Gustavo Chacra, correspondente em Nova York, O Estado de S.Paulo

16 de julho de 2010 | 00h00

A CIA (agência de inteligência dos EUA) teria pagado US$ 5 milhões a Shahram Amiri, cientista nuclear iraniano que retornou ontem de Washington para Teerã, onde teve recepção de herói. Segundo o jornal Washington Post, citando uma autoridade americana não identificada, o valor seria o pagamento por informações fornecidas por ele aos EUA. O dinheiro estaria em uma conta em seu nome em um banco americano. Mas, com as sanções impostas ao Irã, Amiri não teria como movimentar o dinheiro em Teerã. A informação não foi confirmada pelo governo americano.

Amiri é protagonista de uma misteriosa história envolvendo EUA e Irã. O cientista desapareceu em 2009, quando peregrinava pela Arábia Saudita.

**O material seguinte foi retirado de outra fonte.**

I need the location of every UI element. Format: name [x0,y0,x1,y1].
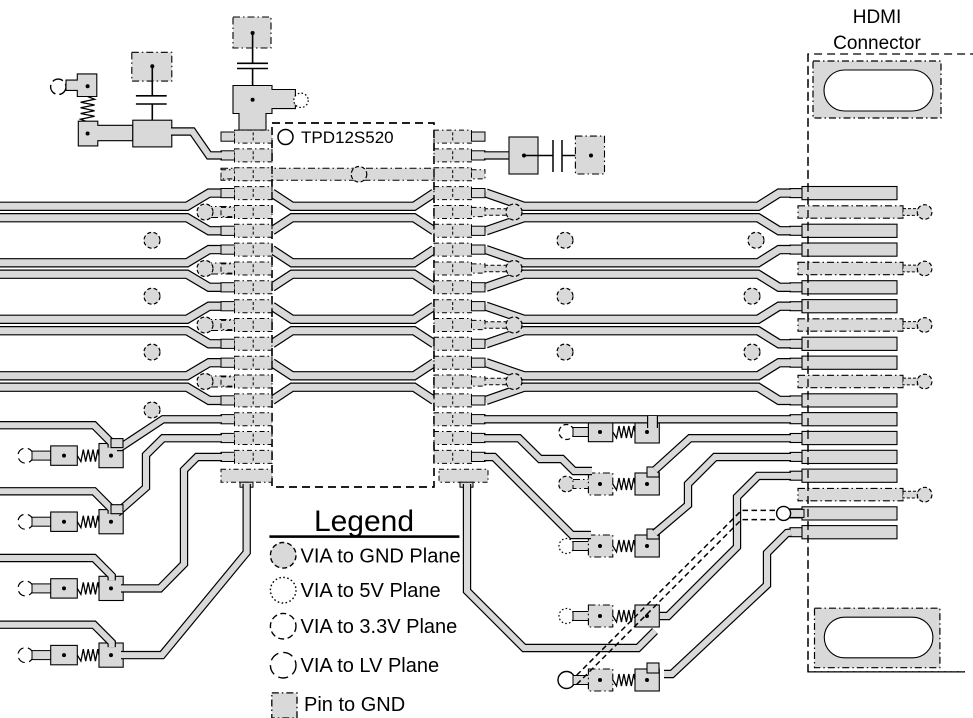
capacitor C1 top pad (to GND) [132,52,172,81]
pad step net2 [647,467,659,477]
wire diff pair 3 left P [0,306,221,319]
wire diff pair 3 inside IC P [272,306,434,319]
pin row 14 right [434,394,485,407]
pad bar GND pair 4 right [484,378,508,385]
wire IC row15 to HDMI pin13 [484,415,791,423]
resistor net 3 [613,540,635,552]
wire diff pair 1 left N [0,218,221,231]
wire diff pair 2 right P [486,250,791,263]
wire via to pad net 5 [573,676,592,685]
via GND stitch [744,288,760,304]
HDMI pin 10 pad [790,356,897,369]
via HDMI pin 2 [917,205,932,220]
pin row 6 left [221,243,272,256]
resistor net 1 left pad [588,422,612,441]
wire diff pair 3 inside IC N [272,331,434,344]
via GND pair 2 right funnel [506,261,522,277]
wire diff pair 2 inside IC P [272,250,434,263]
pin row 13 right [434,375,485,388]
wire diff pair 4 left P [0,363,221,376]
pad step net3 [647,529,659,539]
svg-text:HDMI: HDMI [853,7,902,28]
capacitor C3 right pad (to GND) [575,136,604,174]
resistor net 3 right pad [635,535,659,557]
pad bar GND pair 1 left [205,207,235,218]
resistor net C left pad [51,579,78,598]
via LV net D [18,648,33,663]
via GND stitch [144,232,160,248]
pin row 9 right [434,300,485,313]
wire net5 to HDMI pin19 [664,533,791,674]
pin row 5 left [221,224,272,237]
wire diff pair 4 left N [0,387,221,400]
resistor net B right pad [99,510,123,534]
legend item VIA to 5V Plane [270,577,440,603]
HDMI pin 13 pad [790,413,897,426]
wire via to pad net A [32,451,51,460]
HDMI pin 5 pad (to via) [798,262,918,274]
pin row 7 right [434,262,485,275]
resistor net 4 [613,610,635,622]
via GND stitch [744,344,760,360]
wire diff pair 3 left N [0,331,221,344]
resistor net D left pad [51,645,78,664]
HDMI connector outline overlay [808,54,965,672]
pad bar GND pair 3 left [205,320,235,331]
resistor net D right pad [99,643,123,667]
pin row 8 left [221,281,272,294]
HDMI connector outline [808,54,973,672]
HDMI pin 6 pad [790,281,897,294]
legend title [269,505,459,538]
pad bar GND row2 across IC [221,168,471,180]
legend item VIA to 3.3V Plane [270,613,457,639]
wire net1 to pin13 line [647,416,658,428]
resistor net 4 left pad [588,605,612,627]
resistor net 4 right pad [635,605,659,627]
pin row 12 right [434,356,485,369]
pad bar GND pair 3 right [484,322,508,329]
pin row 9 left [221,300,272,313]
wire diff pair 4 inside IC N [272,387,434,400]
pin row 2 left [221,168,272,181]
resistor net 5 right pad [635,669,659,691]
wire IC row16 to net2 [484,438,592,471]
resistor net 5 left pad [588,669,612,691]
via LV net B [18,514,33,529]
wire net2 to HDMI pin14 [655,438,791,470]
HDMI pin 17 pad (to via) [798,488,918,500]
wire net C to pin row17 [121,457,222,588]
resistor net A [77,450,99,462]
pad bar GND pair 2 left [205,263,235,274]
via GND pair 1 left funnel [197,204,213,220]
wire via to pad net 2 [573,480,592,489]
pin row 18 right (wide GND bar) [439,469,488,487]
wire left edge to net B [0,491,112,513]
capacitor C2 [237,33,268,100]
pin row 7 left [221,262,272,275]
via GND stitch [144,344,160,360]
HDMI pin 12 pad [790,394,897,407]
wire left edge to net D [0,625,112,647]
resistor net B [77,516,99,528]
via 3.3V net 1 [559,425,574,440]
resistor net D [77,649,99,661]
via GND stitch [144,288,160,304]
wire via to pad net B [32,517,51,526]
pin row 3 left [221,187,272,200]
wire diff pair 1 inside IC N [272,218,434,231]
resistor net 2 [613,478,635,490]
pin row 4 left [221,206,272,219]
legend item Pin to GND [272,693,405,718]
HDMI pin 18 pad [790,507,897,520]
via LV net C [18,581,33,596]
svg-text:Connector: Connector [833,33,921,54]
pin row 0 right [434,130,485,143]
wire via to pad net 3 [573,542,592,551]
wire diff pair 2 left N [0,274,221,287]
pin row 1 left [221,149,272,162]
resistor net C [77,582,99,594]
svg-text:TPD12S520: TPD12S520 [301,128,394,147]
pin row 11 left [221,337,272,350]
HDMI pin 16 pad [790,469,897,482]
pad bar GND pair 4 left [205,376,235,387]
pin row 1 right [434,149,485,162]
pin row 0 left [221,130,272,143]
capacitor C1 [136,66,167,134]
resistor net B left pad [51,512,78,531]
wire net3 to HDMI pin15 [655,457,791,533]
wire diff pair 4 inside IC P [272,363,434,376]
via GND pair 1 right funnel [506,204,522,220]
pin row 17 left [221,450,272,463]
HDMI pin 2 pad (to via) [798,206,918,218]
pin row 6 right [434,243,485,256]
via HDMI pin 17 [917,487,932,502]
wire row1 to C3 [484,151,512,159]
pad bar GND pair 2 right [484,265,508,272]
via GND pair 2 left funnel [197,261,213,277]
HDMI pin 15 pad [790,450,897,463]
pin row 3 right [434,187,485,200]
svg-text:VIA to 5V Plane: VIA to 5V Plane [301,580,441,602]
pin row 16 right [434,432,485,445]
pad step net A [111,439,123,448]
svg-text:VIA to LV Plane: VIA to LV Plane [301,655,440,677]
via HDMI pin18 [777,506,791,520]
dashed net tie lines [575,510,775,686]
legend item VIA to LV Plane [270,652,439,678]
via GND stitch [557,344,573,360]
wire diff pair 2 left P [0,250,221,263]
wire neck via to pin18 [790,509,804,517]
resistor net 1 right pad [635,421,659,443]
resistor net 3 left pad [588,535,612,557]
wire diff pair 1 left P [0,193,221,206]
pad step net5 [647,663,659,673]
pin row 12 left [221,356,272,369]
pad bar GND pair 1 right [484,209,508,216]
HDMI pin 1 pad [790,187,897,200]
capacitor C3 [524,140,591,172]
HDMI pin 8 pad (to via) [798,319,918,331]
wire via to pad net D [32,651,51,660]
wire via to pad net 1 [573,428,592,437]
wire C1 pad to pin row1 [171,132,222,156]
via GND stitch [748,232,764,248]
wire left edge to net C [0,558,112,580]
pad block C2 bottom [233,86,295,131]
via HDMI pin 8 [917,318,932,333]
op-amp U1 outline overlay [272,123,434,487]
svg-text:Pin to GND: Pin to GND [304,694,405,716]
wire diff pair 1 right N [486,218,791,231]
wire net4 to HDMI pin16 [660,476,791,616]
wire diff pair 4 right N [486,387,791,400]
pin row 2 right [434,168,485,181]
pin row 8 right [434,281,485,294]
via LV net A [18,448,33,463]
wire diff pair 4 right P [486,363,791,376]
svg-text:Legend: Legend [314,505,414,538]
op-amp U1 TPD12S520 body [272,123,434,487]
resistor net 1 [613,426,635,438]
pin row 11 right [434,337,485,350]
pin row 16 left [221,432,272,445]
wire diff pair 3 right N [486,331,791,344]
resistor R1 [81,97,95,123]
wire via to pad net 4 [573,612,592,621]
wire left edge to net A [0,425,112,447]
mounting hole pad bottom [815,608,940,668]
resistor net A left pad [51,446,78,465]
via GND pair 3 left funnel [197,317,213,333]
wire diff pair 2 right N [486,274,791,287]
via HDMI pin 5 [917,261,932,276]
via GND pair 4 left funnel [197,374,213,390]
via GND pair 3 right funnel [506,317,522,333]
via HDMI pin 11 [917,374,932,389]
pin row 15 left [221,413,272,426]
wire diff pair 2 inside IC N [272,274,434,287]
pin row 17 right [434,450,485,463]
wire net B to pin row16 [117,438,222,513]
HDMI pin 9 pad [790,337,897,350]
resistor net 2 left pad [588,473,612,495]
HDMI pin 7 pad [790,300,897,313]
capacitor C2 top pad (to GND) [233,17,271,48]
capacitor C1 bottom pad [133,120,172,147]
resistor net 2 right pad [635,473,659,495]
via net 5 [558,672,575,689]
pin row 10 right [434,319,485,332]
pad step net B [111,505,123,514]
capacitor C3 left pad [509,137,538,174]
wire diff pair 3 right P [486,306,791,319]
via 5V cluster3 [294,93,308,107]
pin row 4 right [434,206,485,219]
via 5V net 3 [559,539,574,554]
via GND stitch [144,402,160,418]
wire via to pad net C [32,584,51,593]
HDMI pin 11 pad (to via) [798,375,918,387]
via GND stitch [557,232,573,248]
via 5V net 4 [559,609,574,624]
pin row 10 left [221,319,272,332]
wire diff pair 1 inside IC P [272,193,434,206]
wire IC row17 to net3 [484,457,591,535]
via LV top-left [51,79,66,94]
wire net A to pin row15 [117,419,222,447]
pin row 5 right [434,224,485,237]
legend item VIA to GND Plane [270,543,460,569]
HDMI pin 3 pad [790,224,897,237]
wire diff pair 1 right P [486,193,791,206]
pin row 15 right [434,413,485,426]
HDMI pin 14 pad [790,431,897,444]
wire net D to pin row18 stub [121,484,247,655]
pin row 14 left [221,394,272,407]
resistor net A right pad [99,444,123,468]
pin row 18 left (wide GND bar) [221,469,272,487]
via GND center row2 [351,167,367,183]
pin row 13 left [221,375,272,388]
resistor R1 bottom pad / GND trace bar [78,121,133,146]
wire IC row18 stub to net4 [467,484,655,648]
resistor R1 top pad [66,74,97,97]
svg-text:VIA to GND Plane: VIA to GND Plane [301,545,461,567]
via GND net 2 [559,476,575,492]
resistor net C right pad [99,576,123,600]
svg-text:VIA to 3.3V Plane: VIA to 3.3V Plane [301,616,458,638]
mounting hole pad top [813,61,941,118]
via GND pair 4 right funnel [506,374,522,390]
HDMI Connector label [833,7,921,54]
resistor net 5 [613,674,635,686]
HDMI pin 4 pad [790,243,897,256]
via GND stitch [557,288,573,304]
HDMI pin 19 pad [790,526,897,539]
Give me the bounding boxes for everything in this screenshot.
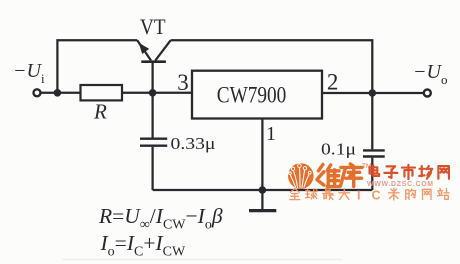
wire base drop to cap: [151, 62, 153, 138]
svg-text:WWW.DZSC.COM: WWW.DZSC.COM: [367, 181, 434, 188]
watermark slogan row: [290, 189, 300, 200]
svg-text:CW7900: CW7900: [217, 82, 286, 107]
output terminal -Uo: [424, 90, 431, 97]
wire resistor to pin3: [122, 92, 192, 94]
watermark logo circle: [288, 163, 314, 189]
wire bottom rail: [153, 189, 373, 191]
resistor R: [81, 85, 123, 100]
svg-text:I: I: [357, 188, 360, 202]
node B junction base: [149, 89, 157, 97]
input terminal -Ui: [34, 89, 41, 96]
node C junction output: [369, 89, 377, 97]
op-amp U1 CW7900 box: [192, 71, 322, 119]
node A junction input: [54, 89, 62, 97]
wire cap1 to bottom: [151, 147, 153, 190]
transistor VT: [137, 40, 171, 62]
watermark text weiku: [317, 164, 340, 187]
wire cap2 to bottom: [371, 158, 373, 190]
pin 1 wire: [261, 119, 263, 191]
svg-text:2: 2: [327, 69, 339, 94]
wire top collector to right riser: [171, 40, 373, 149]
svg-text:C: C: [372, 188, 381, 202]
svg-text:3: 3: [177, 70, 189, 95]
svg-text:0.33μ: 0.33μ: [171, 134, 216, 153]
wire left riser to top: [57, 40, 137, 93]
capacitor C2 0.1u: [363, 150, 385, 156]
node D junction ground: [259, 186, 267, 194]
wire pin2 to output: [322, 92, 424, 94]
watermark text dianzishichangwang: [370, 165, 380, 176]
svg-text:1: 1: [266, 123, 276, 145]
svg-text:VT: VT: [140, 14, 166, 39]
svg-text:R: R: [93, 100, 107, 124]
svg-text:0.1μ: 0.1μ: [321, 140, 356, 159]
capacitor C1 0.33u: [140, 139, 167, 146]
wire input to resistor: [41, 92, 81, 94]
ground: [249, 190, 276, 211]
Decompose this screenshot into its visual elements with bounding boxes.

Este ano, ele reapareceu em um vídeo postado no YouTube dizendo ter sido torturado pela CIA. Em seguida, em outro vídeo, ele afirmava estar bem e estudando nos EUA.

De acordo com Teerã, Amiri foi sequestrado. Segundo Washington, ele fugiu do regime e decidiu ir viver nos EUA, onde colaborou com os serviços de inteligência. No início desta semana, Amiri buscou abrigo na Embaixada do Paquistão em Washington, que representa os interesses iranianos na capital americana, pedindo para retornar ao Irã. Os EUA disseram não haver nenhuma restrição a sua saída.

Ao desembarcar na capital iraniana, Amiri não confirmou a informação do Washington Post, mas disse que recusou uma oferta de US$ 50 milhões dos americanos para que ele "espalhasse mentiras" sobre o Irã. O cientista também disse ter sido torturado por americanos e israelenses. Os EUA e Israel negam.

As autoridades americanas deram duas hipóteses para a volta do iraniano: ele teria ficado com saudades ou sua família pode ter sido ameaçada pelo regime. Analistas que defendem a CIA lembram que a agência já foi acusada de sequestros no passado, mas que nunca trouxe os sequestrados para os EUA. Em geral, eles são levados para outros países.